À chegada, o ambiente na sala parecia tranquilo. Mas os presentes vigiavam atentamente os ecrãs dos computadores à procura de um sinal. Estava previsto que o maior acelerador de partículas do CERN (Organização Europeia de Física Nuclear) efetuasse as primeiras colisões à energia máxima de 13 teraelectronvolt (TeV). E assim aconteceu.

A equipa da experiência CMS (Compact Muon Solenoid) – um dos detetores que regista os dados das colisões no LHC (Large Hadron Colider) – estava a postos.
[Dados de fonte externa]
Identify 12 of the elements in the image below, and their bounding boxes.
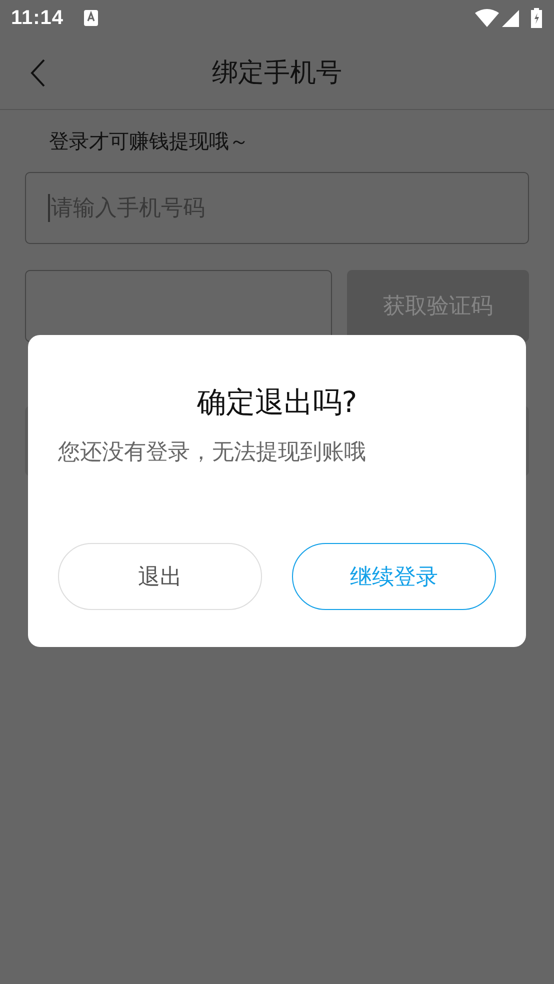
keyboard-icon [84,10,98,26]
exit-button[interactable]: 退出 [58,543,262,610]
text-cursor [48,194,50,222]
status-time: 11:14 [11,6,64,30]
dialog-message: 您还没有登录，无法提现到账哦 [58,439,367,467]
signal-icon [502,10,519,26]
dialog-title: 确定退出吗? [196,384,358,421]
battery-icon [531,8,542,28]
wifi-icon [475,9,499,27]
continue-button[interactable]: 继续登录 [292,543,496,610]
hint-text: 登录才可赚钱提现哦～ [48,128,250,154]
page-title: 绑定手机号 [212,57,342,90]
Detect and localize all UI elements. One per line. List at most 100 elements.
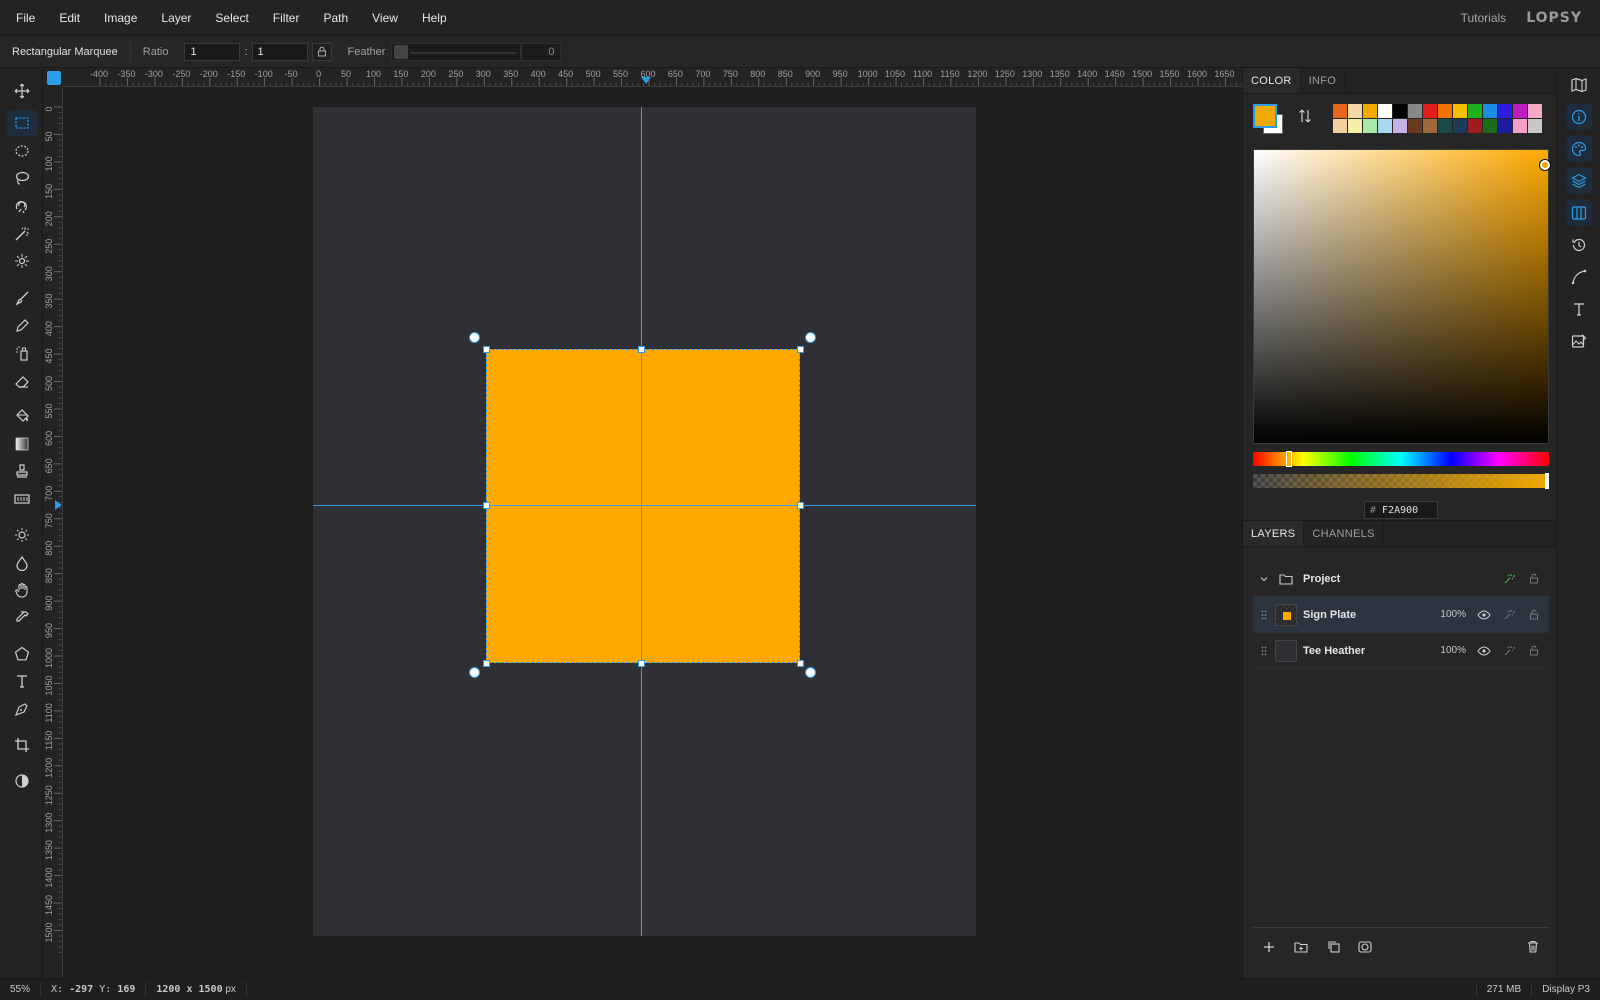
swap-colors-icon[interactable] bbox=[1297, 108, 1313, 124]
spray-tool[interactable] bbox=[7, 340, 37, 366]
pattern-tool[interactable] bbox=[7, 486, 37, 512]
text-tool[interactable] bbox=[7, 668, 37, 694]
tab-layers[interactable]: LAYERS bbox=[1243, 521, 1305, 546]
rail-history[interactable] bbox=[1566, 232, 1592, 258]
marquee-selection[interactable] bbox=[486, 349, 800, 663]
palette-swatch[interactable] bbox=[1483, 104, 1497, 118]
palette-swatch[interactable] bbox=[1438, 119, 1452, 133]
magnetic-lasso-tool[interactable] bbox=[7, 193, 37, 219]
tab-info[interactable]: INFO bbox=[1301, 68, 1346, 93]
hue-slider[interactable] bbox=[1253, 451, 1549, 467]
palette-swatch[interactable] bbox=[1513, 119, 1527, 133]
rail-info[interactable] bbox=[1566, 104, 1592, 130]
rail-paths[interactable] bbox=[1566, 264, 1592, 290]
tutorials-link[interactable]: Tutorials bbox=[1461, 11, 1507, 25]
palette-swatch[interactable] bbox=[1423, 104, 1437, 118]
layer-name[interactable]: Tee Heather bbox=[1303, 645, 1430, 657]
foreground-color-swatch[interactable] bbox=[1253, 104, 1277, 128]
menu-select[interactable]: Select bbox=[203, 0, 260, 36]
palette-swatch[interactable] bbox=[1453, 104, 1467, 118]
palette-swatch[interactable] bbox=[1408, 119, 1422, 133]
palette-swatch[interactable] bbox=[1468, 119, 1482, 133]
palette-swatch[interactable] bbox=[1498, 104, 1512, 118]
alpha-slider[interactable] bbox=[1253, 473, 1549, 489]
saturation-value-picker[interactable] bbox=[1253, 149, 1550, 444]
add-layer-button[interactable] bbox=[1253, 933, 1285, 961]
transform-handle-bottom-right[interactable] bbox=[797, 660, 804, 667]
palette-swatch[interactable] bbox=[1393, 104, 1407, 118]
brush-tool[interactable] bbox=[7, 285, 37, 311]
rotate-handle-bottom-right[interactable] bbox=[805, 667, 816, 678]
layer-name[interactable]: Sign Plate bbox=[1303, 609, 1430, 621]
eye-icon[interactable] bbox=[1474, 641, 1494, 661]
ratio-width-input[interactable] bbox=[184, 42, 241, 61]
layer-row-sign-plate[interactable]: Sign Plate 100% bbox=[1253, 597, 1549, 633]
palette-swatch[interactable] bbox=[1378, 104, 1392, 118]
hand-tool[interactable] bbox=[7, 577, 37, 603]
vertical-ruler[interactable]: 0 50 100 150 200 250 300 350 400 450 500 550 600 650 7… bbox=[43, 87, 63, 978]
palette-swatch[interactable] bbox=[1498, 119, 1512, 133]
eraser-tool[interactable] bbox=[7, 368, 37, 394]
menu-filter[interactable]: Filter bbox=[261, 0, 312, 36]
stamp-tool[interactable] bbox=[7, 458, 37, 484]
palette-swatch[interactable] bbox=[1483, 119, 1497, 133]
palette-swatch[interactable] bbox=[1468, 104, 1482, 118]
palette-swatch[interactable] bbox=[1453, 119, 1467, 133]
layer-group-project[interactable]: Project bbox=[1253, 561, 1549, 597]
transform-handle-top-right[interactable] bbox=[797, 346, 804, 353]
layer-row-tee-heather[interactable]: Tee Heather 100% bbox=[1253, 633, 1549, 669]
transform-handle-left[interactable] bbox=[483, 502, 490, 509]
delete-layer-button[interactable] bbox=[1517, 933, 1549, 961]
rotate-handle-bottom-left[interactable] bbox=[469, 667, 480, 678]
hex-color-input[interactable]: # F2A900 bbox=[1364, 501, 1438, 519]
transform-handle-right[interactable] bbox=[797, 502, 804, 509]
layer-effects-icon[interactable] bbox=[1499, 569, 1519, 589]
ellipse-marquee-tool[interactable] bbox=[7, 138, 37, 164]
horizontal-ruler[interactable]: -400 -350 -300 -250 -200 -150 -100 -50 0 50 100 150… bbox=[63, 68, 1242, 87]
menu-file[interactable]: File bbox=[0, 0, 47, 36]
palette-swatch[interactable] bbox=[1378, 119, 1392, 133]
add-group-button[interactable] bbox=[1285, 933, 1317, 961]
crop-tool[interactable] bbox=[7, 732, 37, 758]
palette-swatch[interactable] bbox=[1333, 119, 1347, 133]
rail-character[interactable] bbox=[1566, 296, 1592, 322]
pencil-tool[interactable] bbox=[7, 313, 37, 339]
transform-handle-bottom[interactable] bbox=[638, 660, 645, 667]
lock-icon[interactable] bbox=[1524, 569, 1544, 589]
menu-layer[interactable]: Layer bbox=[149, 0, 203, 36]
transform-handle-bottom-left[interactable] bbox=[483, 660, 490, 667]
layer-opacity[interactable]: 100% bbox=[1430, 645, 1466, 656]
layer-opacity[interactable]: 100% bbox=[1430, 609, 1466, 620]
lock-icon[interactable] bbox=[1524, 641, 1544, 661]
lock-icon[interactable] bbox=[1524, 605, 1544, 625]
feather-slider-knob[interactable] bbox=[394, 44, 409, 59]
canvas-viewport[interactable] bbox=[63, 87, 1242, 978]
drag-handle-icon[interactable] bbox=[1253, 646, 1275, 656]
eyedropper-tool[interactable] bbox=[7, 605, 37, 631]
palette-swatch[interactable] bbox=[1438, 104, 1452, 118]
layer-effects-icon[interactable] bbox=[1499, 605, 1519, 625]
ratio-lock-button[interactable] bbox=[311, 42, 332, 61]
palette-swatch[interactable] bbox=[1348, 119, 1362, 133]
pen-tool[interactable] bbox=[7, 696, 37, 722]
rotate-handle-top-left[interactable] bbox=[469, 332, 480, 343]
menu-help[interactable]: Help bbox=[410, 0, 459, 36]
hue-slider-knob[interactable] bbox=[1286, 451, 1292, 467]
color-profile[interactable]: Display P3 bbox=[1531, 982, 1600, 997]
magic-wand-tool[interactable] bbox=[7, 221, 37, 247]
palette-swatch[interactable] bbox=[1513, 104, 1527, 118]
hex-value[interactable]: F2A900 bbox=[1382, 505, 1418, 516]
menu-edit[interactable]: Edit bbox=[47, 0, 92, 36]
lasso-tool[interactable] bbox=[7, 165, 37, 191]
palette-swatch[interactable] bbox=[1528, 104, 1542, 118]
rail-navigator[interactable] bbox=[1566, 72, 1592, 98]
rotate-handle-top-right[interactable] bbox=[805, 332, 816, 343]
quick-select-tool[interactable] bbox=[7, 248, 37, 274]
zoom-level[interactable]: 55% bbox=[0, 982, 42, 997]
contrast-tool[interactable] bbox=[7, 768, 37, 794]
palette-swatch[interactable] bbox=[1393, 119, 1407, 133]
palette-swatch[interactable] bbox=[1423, 119, 1437, 133]
chevron-down-icon[interactable] bbox=[1253, 574, 1275, 584]
tab-color[interactable]: COLOR bbox=[1243, 68, 1301, 93]
palette-swatch[interactable] bbox=[1363, 119, 1377, 133]
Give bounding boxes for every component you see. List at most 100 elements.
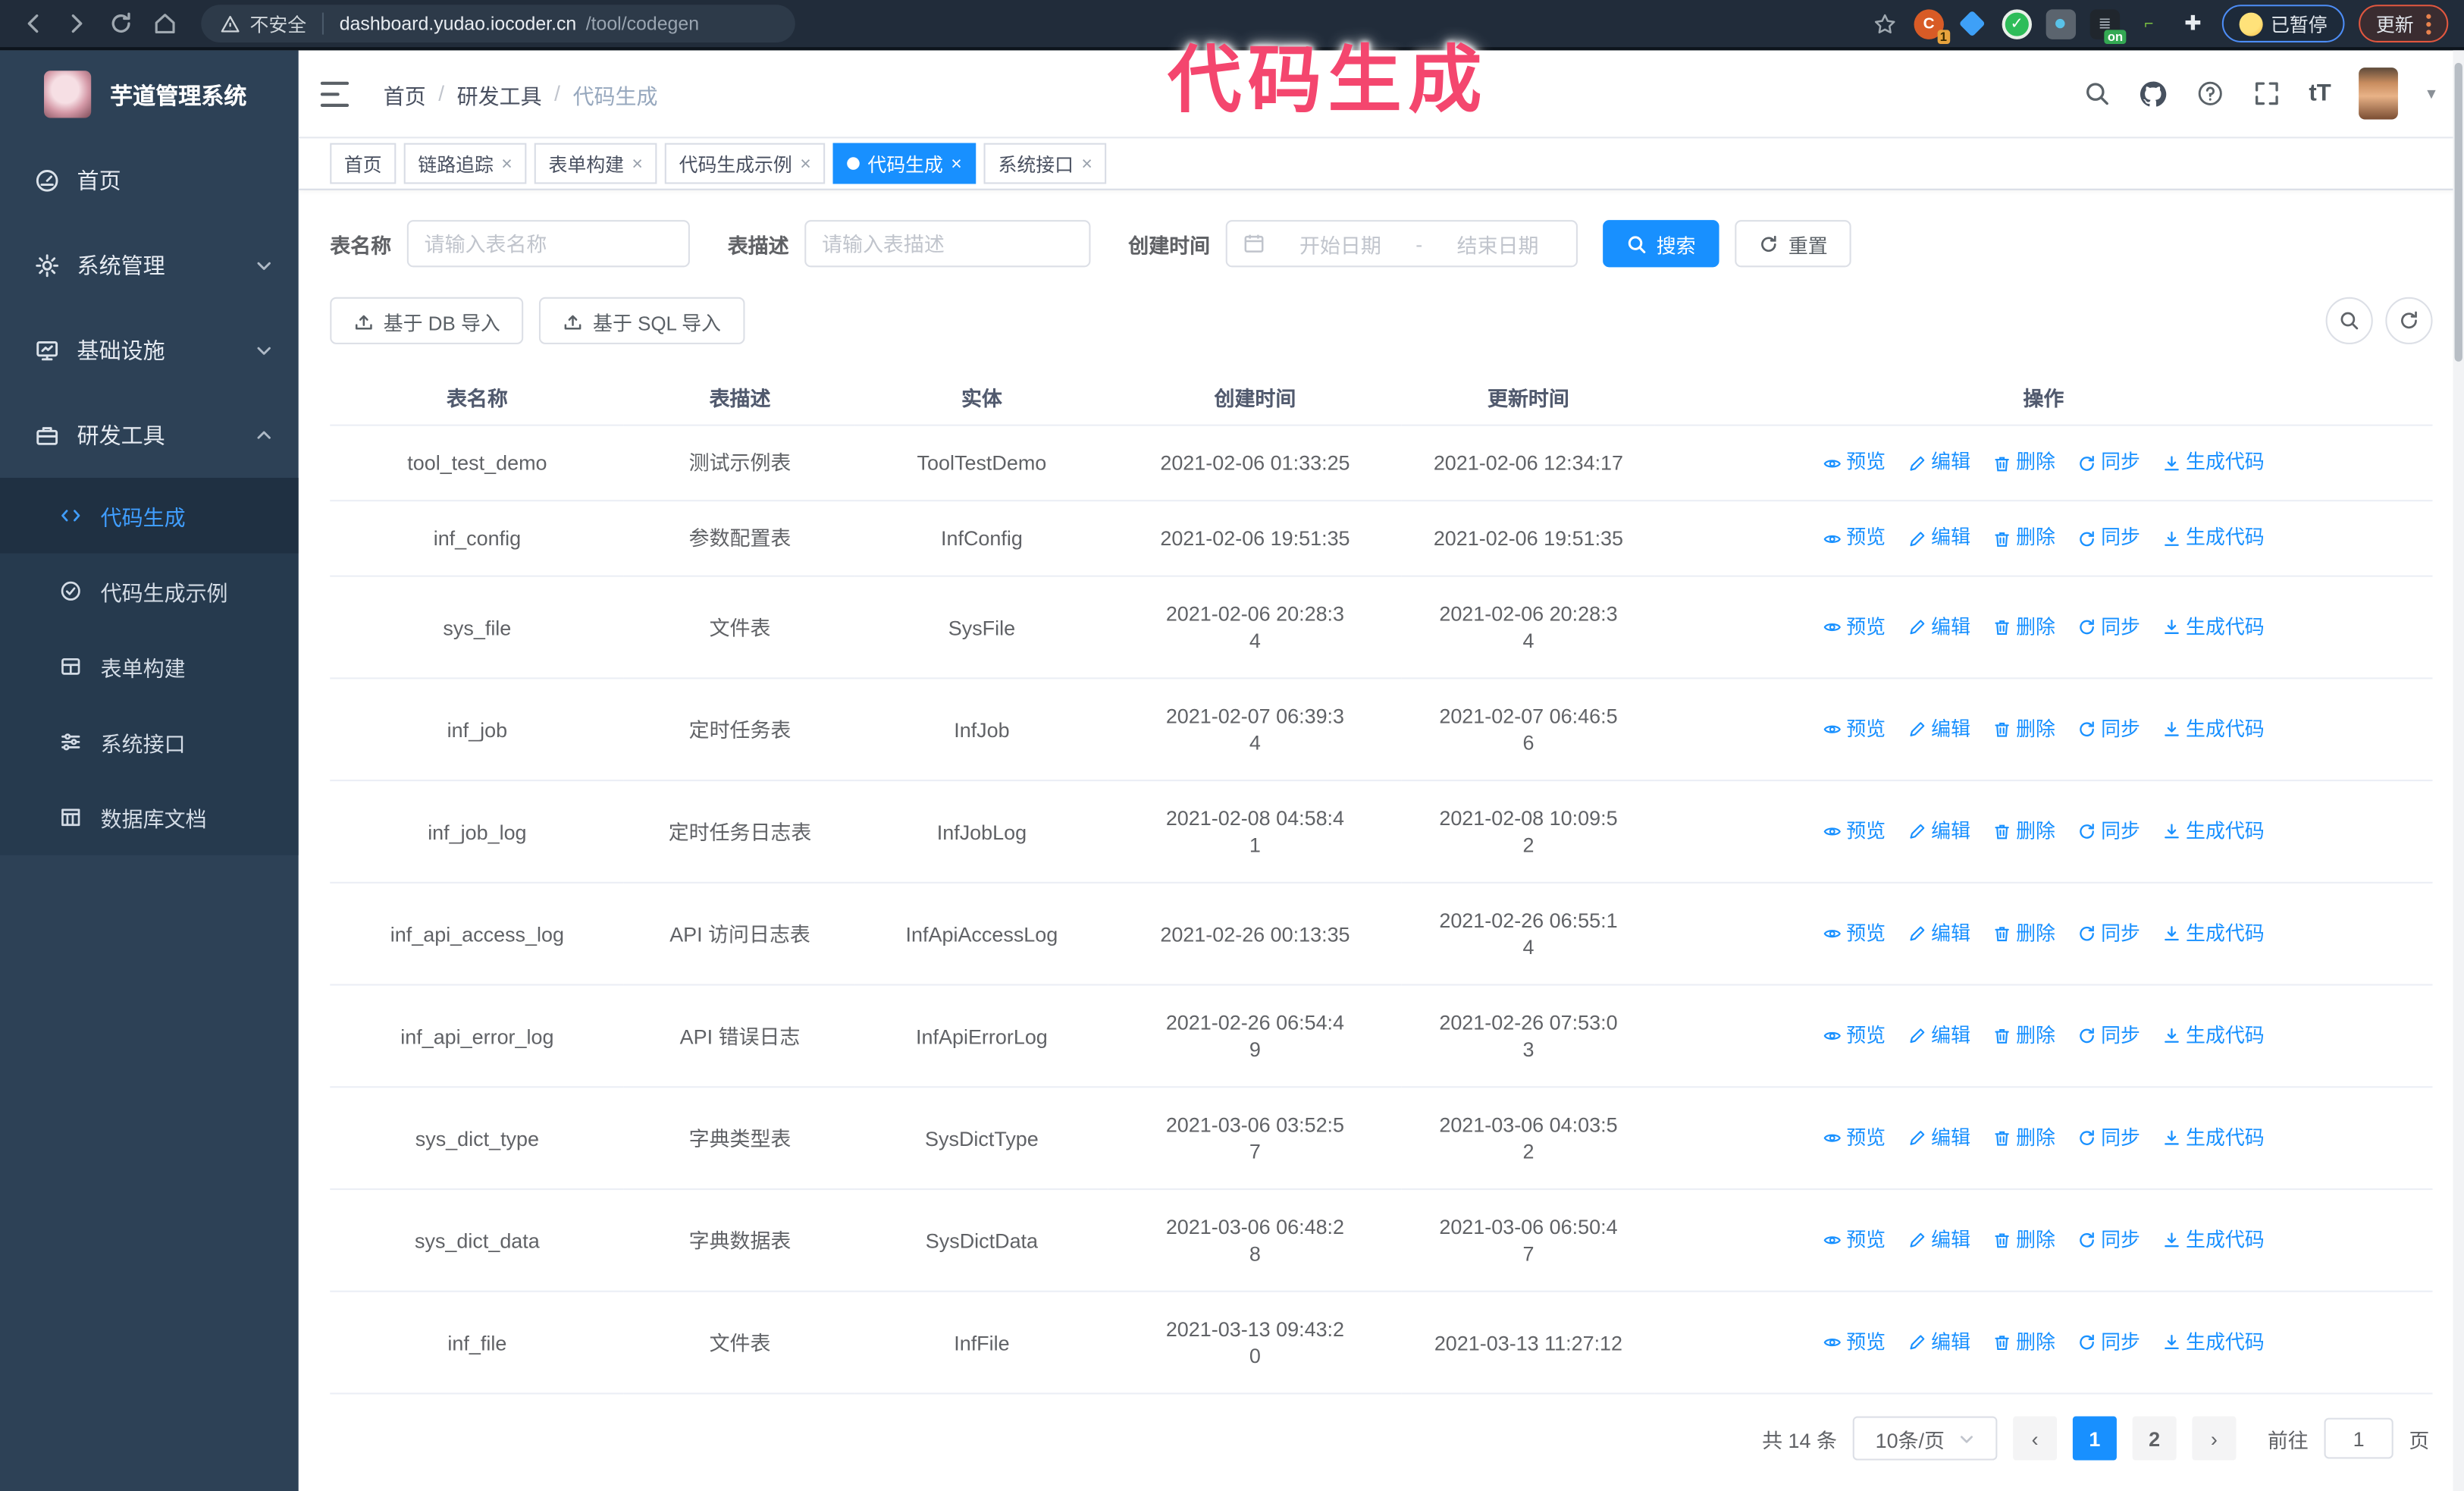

Era a primeira oportunidade para afinar os aparelhos perante as colisões a uma energia de 13 TeV, que vão marcar a próxima temporada do CERN. E espera-se que experiências como CMS, ATLAS, ALICE ou LHCb possam começar a registar dados de colisões a partir de junho. Por agora, só se põem as máquinas a postos para o início da corrida.

A sala de controlo é cortada a meio pelo corredor que leva à caverna onde está enterrado o detetor de CMS a 100 metros de profundidade. Entre os computadores, um painel que permite desligar todo o sistema caso algo corra mal. Aliás, uma violação do protocolo pode ser o suficiente para que tanto a experiência CMS como o LHC se interrompam. Como abrir a porta errada, por exemplo.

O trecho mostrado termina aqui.